Andrew didn’t know how to lie to him.

“Why did you say that, Gracie?” Charles asked.

“Yeah,
Gracie? 
” asked Andrew.

She opened her eyes wide. “Oh, I don’t know. I just meant that Andrew was very . . . gentlemanly.”

Ah.
Charles had never set out to be secretive about sex with his children, but over the years, that was what happened. It always seemed like something that should have been the mother’s job, but he couldn’t expect Barbra to bear the responsibility for explaining things, so it somehow became the subject that wasn’t raised. They had never come to him with any questions, so he had never given them any answers.

Maybe he had failed his son. Charles himself had never needed any instruction on that front—even without movie-star looks, even before he had any real money, Charles had wanted things, and women had responded to that—but maybe, put in vulgar American terms, Andrew simply didn’t know how to close the deal.

He looked at his son. “Andrew.

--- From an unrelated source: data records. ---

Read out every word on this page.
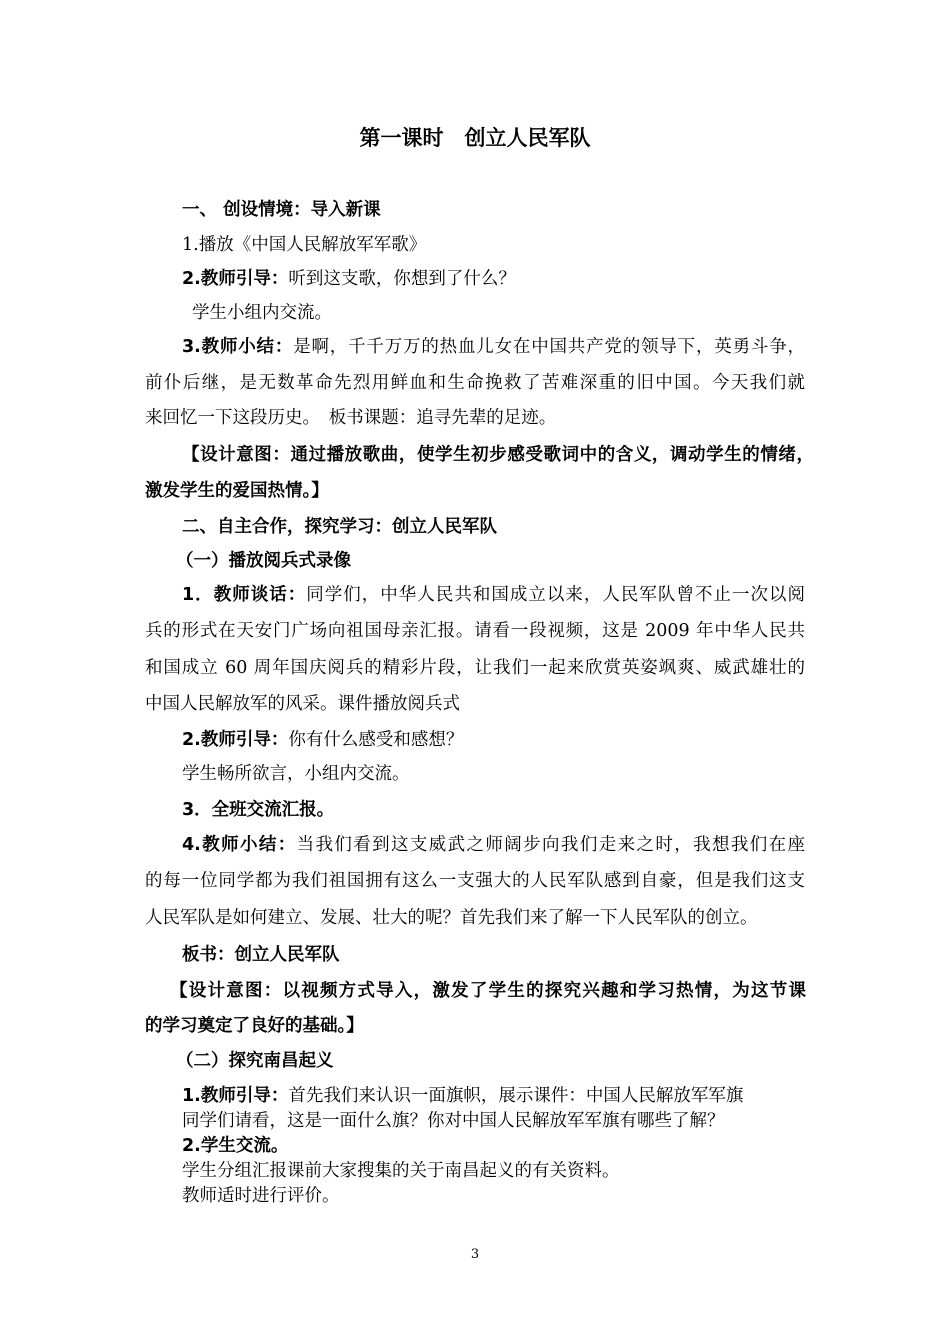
第一课时　创立人民军队
一、 创设情境：导入新课
1.播放《中国人民解放军军歌》
2.教师引导：听到这支歌，你想到了什么？
学生小组内交流。
3.教师小结：是啊，千千万万的热血儿女在中国共产党的领导下，英勇斗争，
前仆后继，是无数革命先烈用鲜血和生命挽救了苦难深重的旧中国。今天我们就
来回忆一下这段历史。　板书课题：追寻先辈的足迹。
【设计意图：通过播放歌曲，使学生初步感受歌词中的含义，调动学生的情绪，
激发学生的爱国热情。】
二、自主合作，探究学习：创立人民军队
（一）播放阅兵式录像
1．教师谈话：同学们，中华人民共和国成立以来，人民军队曾不止一次以阅
兵的形式在天安门广场向祖国母亲汇报。请看一段视频，这是 2009 年中华人民共
和国成立 60 周年国庆阅兵的精彩片段，让我们一起来欣赏英姿飒爽、威武雄壮的
中国人民解放军的风采。课件播放阅兵式
2.教师引导：你有什么感受和感想？
学生畅所欲言，小组内交流。
3．全班交流汇报。
4.教师小结：当我们看到这支威武之师阔步向我们走来之时，我想我们在座
的每一位同学都为我们祖国拥有这么一支强大的人民军队感到自豪，但是我们这支
人民军队是如何建立、发展、壮大的呢？首先我们来了解一下人民军队的创立。
板书：创立人民军队
【设计意图：以视频方式导入，激发了学生的探究兴趣和学习热情，为这节课
的学习奠定了良好的基础。】
（二）探究南昌起义
1.教师引导：首先我们来认识一面旗帜，展示课件：中国人民解放军军旗
同学们请看，这是一面什么旗？你对中国人民解放军军旗有哪些了解？
2.学生交流。
学生分组汇报课前大家搜集的关于南昌起义的有关资料。
教师适时进行评价。
3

Girls very easy. Listen. You always tell smart girls that they pretty and pretty girls that they smart.”

“Dad. I don’t . . . it’s not . . .”

“Hey, Mr. Wang, what do you do if a girl’s pretty
and
smart?”

Charles smiled at Bodie. That skeletal southerner probably needed all the lady advice he could get. “Easy. You just tell them you think they are a
very good person.

Andrew laughed at that, at least. “I don’t have a problem with girls, it’s just, I want to find the right one, you know?”

“You don’t have a problem with girls not want to go out with you because you are Chinese?” he asked.

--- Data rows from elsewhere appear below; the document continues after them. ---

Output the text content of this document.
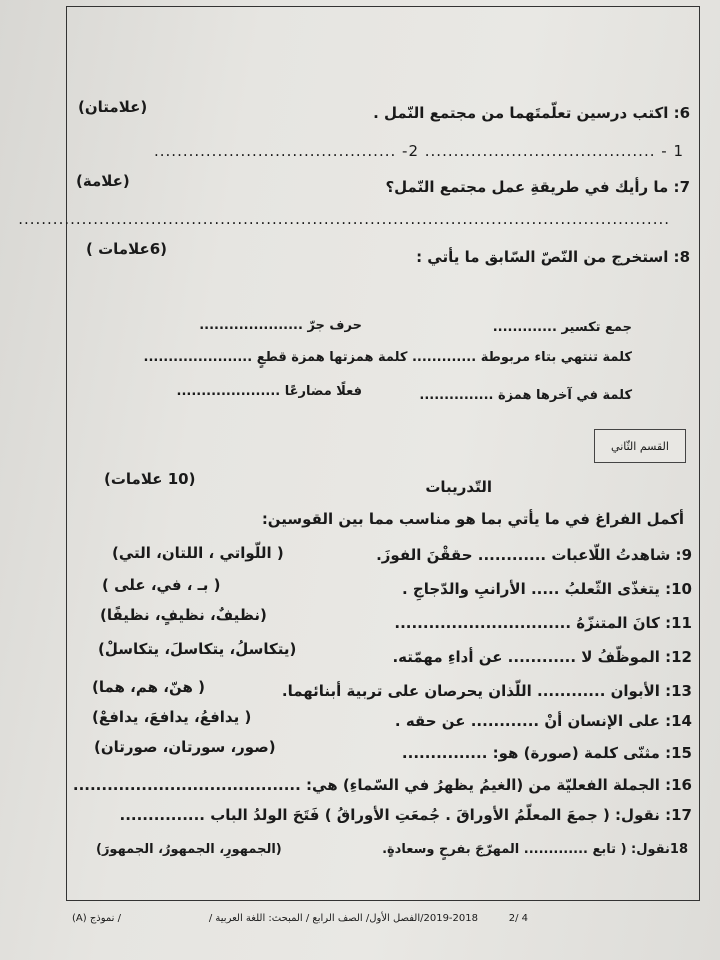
6: اكتب درسين تعلّمتَهما من مجتمع النّمل .
(علامتان)
1 - ........................................ 2- ..........................................
7: ما رأيك في طريقةِ عمل مجتمع النّمل؟
(علامة)
.................................................................................................................
8: استخرج من النّصّ السّابق ما يأتي :
(6علامات )
جمع تكسير .............
حرف جرّ .....................
كلمة تنتهي بتاء مربوطة ............. كلمة همزتها همزة قطعٍ ......................
كلمة في آخرها همزة ...............
فعلًا مضارعًا .....................
القسم الثّاني
التّدريبات
(10 علامات)
أكمل الفراغ في ما يأتي بما هو مناسب مما بين القوسين:
9: شاهدتُ اللّاعبات ............ حققْنَ الفوزَ.
( اللّواتي ، اللتان، التي)
10: يتغذّى الثّعلبُ ..... الأرانبِ والدّجاجِ .
( بـ ، في، على )
11: كانَ المتنزّهُ ...............................
(نظيفٌ، نظيفٍ، نظيفًا)
12: الموظّفُ لا ............ عن أداءِ مهمّته.
(يتكاسلُ، يتكاسلَ، يتكاسلْ)
13: الأبوان ............ اللّذان يحرصان على تربية أبنائهما.
( هنّ، هم، هما)
14: على الإنسان أنْ ............ عن حقه .
( يدافعُ، يدافعَ، يدافعْ)
15: مثنّى كلمة (صورة) هو: ...............
(صور، سورتان، صورتان)
16: الجملة الفعليّة من (الغيمُ يظهرُ في السّماءِ) هي: ........................................
17: نقول: ( جمعَ المعلّمُ الأوراقَ . جُمعَتِ الأوراقُ ) فَتَحَ الولدُ الباب ...............
18نقول: ( تابع ............. المهرّجَ بفرحٍ وسعادةٍ.
(الجمهورِ، الجمهورُ، الجمهورَ)
4 /2
2019-2018/الفصل الأول/ الصف الرابع / المبحث: اللغة العربية /
/ نموذج (A)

“God, no! Dad, it’s not like that anymore. Or it is, but it’s not like that for me.”

Charles nodded, proud. Of course it wasn’t like that for his son, his handsome son. Sometimes it was hard to understand this generation of boys—they had so little to rebel against that it made them soft. No wonder they had sold out of the special-edition guyliner that Andrew had convinced him to market.

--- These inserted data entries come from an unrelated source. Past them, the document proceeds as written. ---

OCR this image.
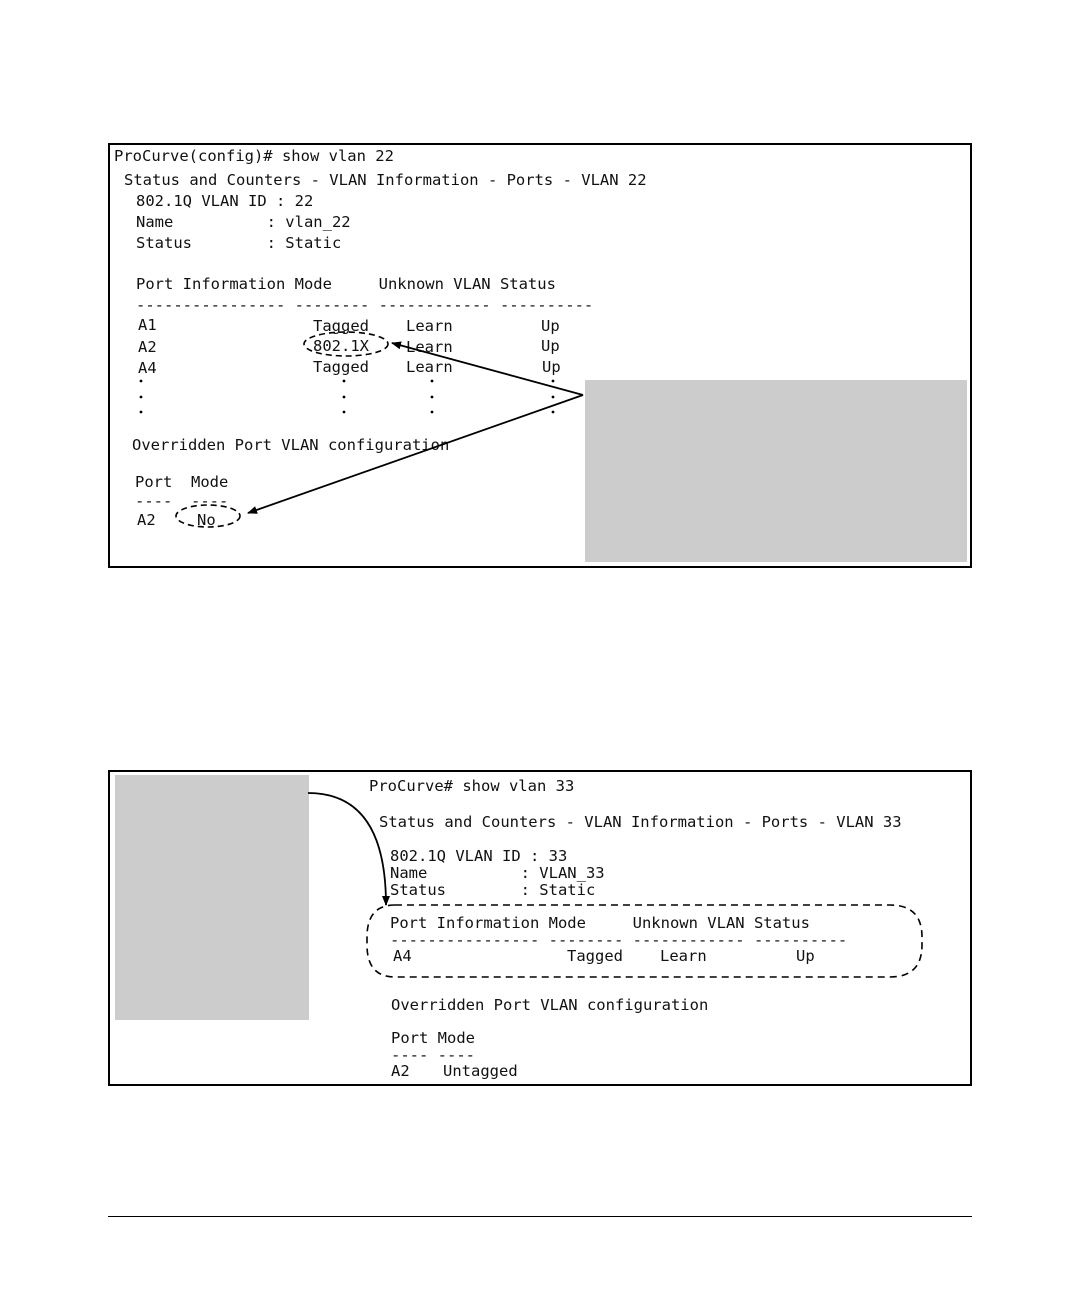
ProCurve(config)# show vlan 22
Status and Counters - VLAN Information - Ports - VLAN 22
802.1Q VLAN ID : 22
Name          : vlan_22
Status        : Static
Port Information Mode     Unknown VLAN Status
---------------- -------- ------------ ----------
A1	Tagged Learn	Up
A2	802.1X Learn	Up
A4	Tagged Learn	Up
Overridden Port VLAN configuration
Port  Mode
----  ----
A2	No
ProCurve# show vlan 33
Status and Counters - VLAN Information - Ports - VLAN 33
802.1Q VLAN ID : 33
Name          : VLAN_33
Status        : Static
Port Information Mode     Unknown VLAN Status
---------------- -------- ------------ ----------
A4	Tagged Learn	Up
Overridden Port VLAN configuration
Port Mode
---- ----
A2 Untagged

Bodie nudged him. “The boy is holding out for
love!
Your son ain’t gay, Mr. Wang. It’s worse—he’s a
romantic.
” Bodie and Artie caught each other’s eyes over Andrew’s head. “And probably a virgin.”

Andrew blushed immediately. “Why is it such a big deal to everyone? I don’t see why this is even something to discuss! And, anyways, what’s wrong with wanting to fall in love? Don’t you all want that?”

Charles shrugged. “Love is easy. Daddy in love with every woman!”

“Dad! Why do you always have to say that? Why can’t you just love one woman? You’re married!”

“I say love any that’ll have you, right, Mr. Wang?” Charles laughed along with Bodie as he watched Andrew cringe.

“Okay, I’m going to go to the bathroom. And when I come back, maybe we’ll talk about something else.” Andrew twisted his way out of the bench.

Always so sensitive, his son.

 

Andrew stayed away. Hours later, when even his little Gracie was probably drunk, Charles and Nash ended up side by side with a bottle of whiskey between them, their feet kicked up on the edge of the table. He spotted Andrew across the room talking to a woman, thank god, though probably not one the boy would ever fall in love with. Tall and dead pale, like the deracinated endgame of generations of milk drinkers, with a battlefield of frizzy red hair stuck out all around her, she was at least a decade older than Andrew.